Earlier pieces around Danish Politics Data were about two different things.
First, getting the tool into public view.
Then, making the language around it more honest.
This piece is about something else.
The instrument itself had to grow up.
The first version of Danish Politics Data had a simpler life.
It could read a fixed historical frame.
Five elections.
A known set of factors.
A more stable relationship between the data and what the interface offered back.
Then Denmark had another election.
That should have been the easy part.
Add 2026.
Pull the result in.
Move on.
It was not the easy part.
Because 2026 did not arrive as a clean finished year.
The election result existed.
The wider municipality-level factor layer did not all exist yet in the same honest shape.
That changed the problem.
The question stopped being:
“can the tool read another election?”
It became:
“can the tool tell the truth about what kind of year this actually is?”
That is a better question.
It is also a more inconvenient one.
It is easy to build a small public data tool that looks smooth.
It is much harder to build one that knows when smoothness would be a lie.
If 2026 only has part of the surrounding factor system ready, then a good tool has three easy ways to fail.
It can expose dead factor choices because those choices existed for older years.
It can quietly keep parties visible even when they do not really belong to the selected year.
And it can create hidden framing through defaults.
That last part matters more than it sounds.
An interface can introduce bias without touching the underlying numbers.
If the tool opens with one party already selected, that choice starts reading before the user has done anything.
If a new year introduces a new party but the interface treats that party as silently unselected, the omission becomes a disguised negative choice.
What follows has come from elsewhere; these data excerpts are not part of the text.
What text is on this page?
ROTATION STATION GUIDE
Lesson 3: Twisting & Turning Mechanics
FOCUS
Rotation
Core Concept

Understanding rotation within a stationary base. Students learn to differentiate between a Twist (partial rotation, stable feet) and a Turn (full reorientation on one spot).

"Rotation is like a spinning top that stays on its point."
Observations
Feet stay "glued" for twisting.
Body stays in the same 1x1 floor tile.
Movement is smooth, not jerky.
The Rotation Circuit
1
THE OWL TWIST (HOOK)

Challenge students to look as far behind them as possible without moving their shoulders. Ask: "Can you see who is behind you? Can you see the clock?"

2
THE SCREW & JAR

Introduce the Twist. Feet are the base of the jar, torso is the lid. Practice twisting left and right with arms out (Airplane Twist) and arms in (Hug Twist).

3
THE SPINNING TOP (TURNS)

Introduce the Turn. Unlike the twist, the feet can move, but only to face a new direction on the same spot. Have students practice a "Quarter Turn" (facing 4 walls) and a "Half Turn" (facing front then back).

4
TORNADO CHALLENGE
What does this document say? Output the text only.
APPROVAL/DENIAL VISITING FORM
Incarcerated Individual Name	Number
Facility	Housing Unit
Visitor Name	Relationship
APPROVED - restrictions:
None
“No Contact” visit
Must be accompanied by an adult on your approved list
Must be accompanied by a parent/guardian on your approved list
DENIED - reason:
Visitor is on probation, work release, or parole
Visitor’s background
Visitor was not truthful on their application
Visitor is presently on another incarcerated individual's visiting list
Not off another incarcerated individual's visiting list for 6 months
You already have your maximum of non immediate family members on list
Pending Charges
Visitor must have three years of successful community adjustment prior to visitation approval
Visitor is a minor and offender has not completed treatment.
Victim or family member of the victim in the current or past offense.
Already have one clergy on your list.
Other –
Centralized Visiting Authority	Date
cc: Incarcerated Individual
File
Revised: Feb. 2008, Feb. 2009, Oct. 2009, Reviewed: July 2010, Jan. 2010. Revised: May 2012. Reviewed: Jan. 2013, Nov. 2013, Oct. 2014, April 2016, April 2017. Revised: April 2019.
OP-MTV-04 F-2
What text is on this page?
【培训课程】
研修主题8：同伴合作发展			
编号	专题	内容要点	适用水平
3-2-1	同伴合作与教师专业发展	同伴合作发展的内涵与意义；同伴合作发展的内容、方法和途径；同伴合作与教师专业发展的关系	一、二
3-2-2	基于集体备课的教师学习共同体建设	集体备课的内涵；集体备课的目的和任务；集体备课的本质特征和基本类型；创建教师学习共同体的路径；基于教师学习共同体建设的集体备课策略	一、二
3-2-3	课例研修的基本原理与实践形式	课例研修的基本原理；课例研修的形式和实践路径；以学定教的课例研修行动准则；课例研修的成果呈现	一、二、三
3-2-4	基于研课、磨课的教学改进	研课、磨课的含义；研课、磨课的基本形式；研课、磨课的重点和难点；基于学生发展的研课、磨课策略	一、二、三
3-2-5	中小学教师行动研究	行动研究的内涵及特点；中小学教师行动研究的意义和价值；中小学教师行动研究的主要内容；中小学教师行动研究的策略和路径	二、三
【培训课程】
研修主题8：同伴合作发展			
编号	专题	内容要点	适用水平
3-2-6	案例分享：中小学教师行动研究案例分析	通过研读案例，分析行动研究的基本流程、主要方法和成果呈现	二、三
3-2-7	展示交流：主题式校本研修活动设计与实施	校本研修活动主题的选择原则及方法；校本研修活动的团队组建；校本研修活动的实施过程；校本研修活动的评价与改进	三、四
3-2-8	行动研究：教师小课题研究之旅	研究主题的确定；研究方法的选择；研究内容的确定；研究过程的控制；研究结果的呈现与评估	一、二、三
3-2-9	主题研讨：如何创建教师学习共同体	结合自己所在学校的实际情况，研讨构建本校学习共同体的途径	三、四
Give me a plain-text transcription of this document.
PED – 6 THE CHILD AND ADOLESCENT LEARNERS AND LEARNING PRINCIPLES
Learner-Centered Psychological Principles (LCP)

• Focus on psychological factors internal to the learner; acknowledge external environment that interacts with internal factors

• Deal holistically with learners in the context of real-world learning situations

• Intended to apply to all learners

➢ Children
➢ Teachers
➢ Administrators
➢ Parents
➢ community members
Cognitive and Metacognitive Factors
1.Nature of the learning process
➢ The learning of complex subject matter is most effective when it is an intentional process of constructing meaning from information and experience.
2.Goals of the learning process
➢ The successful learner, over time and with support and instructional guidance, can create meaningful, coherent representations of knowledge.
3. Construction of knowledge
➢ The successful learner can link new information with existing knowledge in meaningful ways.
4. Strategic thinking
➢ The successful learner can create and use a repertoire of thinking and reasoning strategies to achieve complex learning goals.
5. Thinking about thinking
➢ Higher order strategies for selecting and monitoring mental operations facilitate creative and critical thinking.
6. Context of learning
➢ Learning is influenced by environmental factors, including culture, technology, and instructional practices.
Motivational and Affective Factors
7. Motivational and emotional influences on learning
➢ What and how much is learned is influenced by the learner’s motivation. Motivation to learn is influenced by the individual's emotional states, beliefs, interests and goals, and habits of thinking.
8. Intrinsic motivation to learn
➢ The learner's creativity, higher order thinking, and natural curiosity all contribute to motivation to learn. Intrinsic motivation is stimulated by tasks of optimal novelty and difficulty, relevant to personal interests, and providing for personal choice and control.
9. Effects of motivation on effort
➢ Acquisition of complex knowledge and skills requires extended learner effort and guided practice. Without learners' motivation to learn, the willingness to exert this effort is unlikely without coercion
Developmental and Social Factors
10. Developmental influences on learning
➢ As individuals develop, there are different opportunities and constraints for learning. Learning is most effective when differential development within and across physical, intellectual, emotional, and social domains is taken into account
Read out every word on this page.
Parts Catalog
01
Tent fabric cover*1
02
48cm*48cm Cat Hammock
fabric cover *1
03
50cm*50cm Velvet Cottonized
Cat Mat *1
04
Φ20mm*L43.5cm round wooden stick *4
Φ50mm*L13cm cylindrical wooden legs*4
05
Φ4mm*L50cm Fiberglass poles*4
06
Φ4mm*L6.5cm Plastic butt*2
Nothing in the math changed.
The framing did.
That is still bias.
So the tool had to become stricter.
Not more dramatic.
More exact.
An older year can still honestly expose a broad valid surface.
But 2026 cannot.
Not yet.
2026 is narrower on purpose. The tool now hides what it cannot support yet.That narrower surface is the point.
The tool now hides what it cannot support yet instead of faking a complete year.
To make that possible, the structure underneath had to change too.
The app no longer improvises directly on mixed raw tables.
Instead, the new election gets translated into a municipality-safe public layer first, and the factor layer decides what a given year can honestly support before the interface offers it back.
That means 2026 can exist publicly without pretending to be a fully refreshed normal year.
It also means:
- factors only appear when they survive the chosen year's coverage
- parties only appear when they have real presence in that year's data
All partiesis the neutral starting state- newly relevant parties are added positively when a year switch brings them into scope
That sounds like housekeeping.
It is not.
It is the difference between a tool that calculates and a tool that knows what it is doing.
The deeper change is underneath the screen.
Danish Politics Data is no longer just a front-end sitting on top of a pile of tables.
It now has a clearer shape under itself.
A bridge layer.
A normalized public factor layer.
A firmer split between what is internal, what is reduced for public use, and what should stay out until the source path is good enough.
That last part matters too.
One factor was not forced through.
Divorces still exists as an idea inside the tool, but the current local source path was not good enough, so the honest move was to leave it out.
That is not a weakness.
That is the point.
A public data instrument should not get credit for looking complete.
It should get credit for refusing false completeness.
And the stricter surface is not there to make the tool smaller.
It is there to make the surviving results more trustworthy.
Most interface mistakes in this class of tool are small enough to sound harmless.
A factor shown too early.
A party left in from a zero-only placeholder row.
A default state that looks neutral but is not.
An unavailable comparison still exposed because hiding it would require more work.
None of those errors is dramatic on their own.
Together they change how the tool gets read.
That is why this pass matters.
Not because the tool is finished.
It is not.
Not because 2026 is now fully normal.
It is not.
But because the tool is starting to know what it cannot honestly claim yet.
That is a real upgrade.
Not only in the code.
In the instrument.
Small public tools often fail in one of two ways.
Either they stay too thin to be trusted.
Or they try to look more complete than they are.
The better path is narrower.
Make the thing stronger.
Add more structure underneath it.
Let the public surface become more selective, not less.
That is what changed here.
The tool got better because it learned to say:
not this year,
not this factor,
not from this source,
not yet.
That is not hesitation.
That is what makes it an instrument.